Where them squirrels at on campus? They run this motha! They’re constantly scavenging in the trash cans at Grad Center, leaping out at people in front of Archibald, scurrying across the Main Green and getting their little paws on any trace of food they can get, banana peels (weirdly, quite frequently) included. Winter’s a comin’, and these bad boys are preparing for hibernation. Consequently, Brunonians avoid these creatures like the plague.
For those of you new to the Northeast, the only experience you may have with hibernation is Sandy Cheek’s classic bitch-fit. But if you haven’t noticed yet, it gets cold around here. While we wear heavy-duty down jackets, scarves and gloves, our furry friends don’t have this luxury. Instead, squirrels eat a lot of food, get extremely fat and sleep all winter while we all
freeze to death wish we were sitting around a hearth.
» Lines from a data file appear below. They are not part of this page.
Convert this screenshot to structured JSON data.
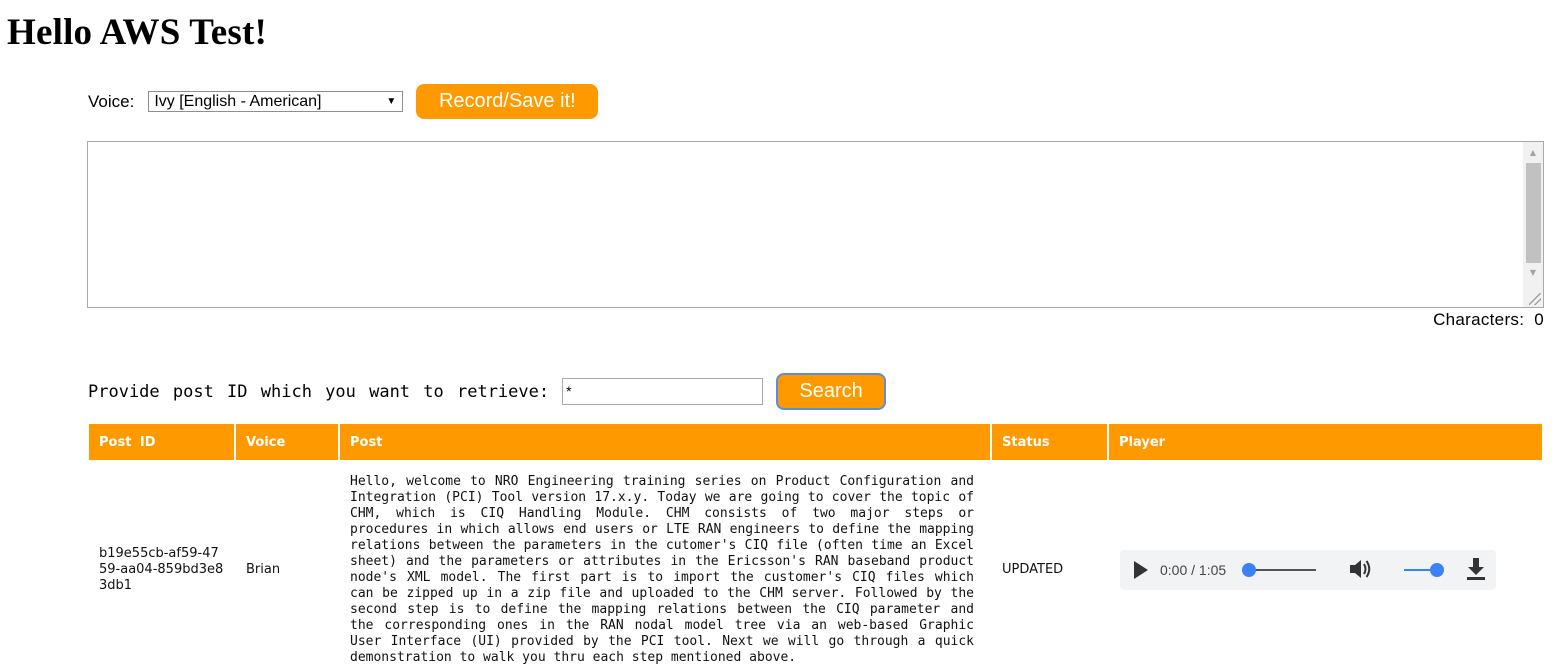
{
  "page": {
    "title": "Hello AWS Test!"
  },
  "voice": {
    "label": "Voice:",
    "selected": "Ivy [English - American]",
    "record_button": "Record/Save it!"
  },
  "editor": {
    "value": "",
    "characters_label": "Characters:",
    "characters_count": "0"
  },
  "search": {
    "label": "Provide post ID which you want to retrieve:",
    "value": "*",
    "button": "Search"
  },
  "table": {
    "headers": [
      "Post ID",
      "Voice",
      "Post",
      "Status",
      "Player"
    ],
    "rows": [
      {
        "post_id": "b19e55cb-af59-4759-aa04-859bd3e83db1",
        "voice": "Brian",
        "post": "Hello, welcome to NRO Engineering training series on Product Configuration and Integration (PCI) Tool version 17.x.y. Today we are going to cover the topic of CHM, which is CIQ Handling Module. CHM consists of two major steps or procedures in which allows end users or LTE RAN engineers to define the mapping relations between the parameters in the cutomer's CIQ file (often time an Excel sheet) and the parameters or attributes in the Ericsson's RAN baseband product node's XML model. The first part is to import the customer's CIQ files which can be zipped up in a zip file and uploaded to the CHM server. Followed by the second step is to define the mapping relations between the CIQ parameter and the corresponding ones in the RAN nodal model tree via an web-based Graphic User Interface (UI) provided by the PCI tool. Next we will go through a quick demonstration to walk you thru each step mentioned above.",
        "status": "UPDATED",
        "player": {
          "time": "0:00 / 1:05",
          "progress": 0,
          "volume": 1
        }
      }
    ]
  },
  "colors": {
    "accent": "#ff9900",
    "slider": "#3b82f6"
  },
  "icons": {
    "play": "play-icon",
    "volume": "volume-icon",
    "download": "download-icon"
  }
}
So, why do these squirrels always seem like they’re on crack around this time of year? Are these squirrels drinking the left-over mixed drinks from our red cups in the trash from last weekend? Possibly. Are they trying to bulk up to win the hearts of the lady squirrels? Probably not. They’re just tryna stay warm. Whatever you do, be wary of the squirrels at Brown, as they are rodents on a mission. Take note of these squirrels’ growing corpulence and take comfort in the fact that you can’t possibly gain that much weight at that speed. And if you are, I’m sorry. #RattyProblems.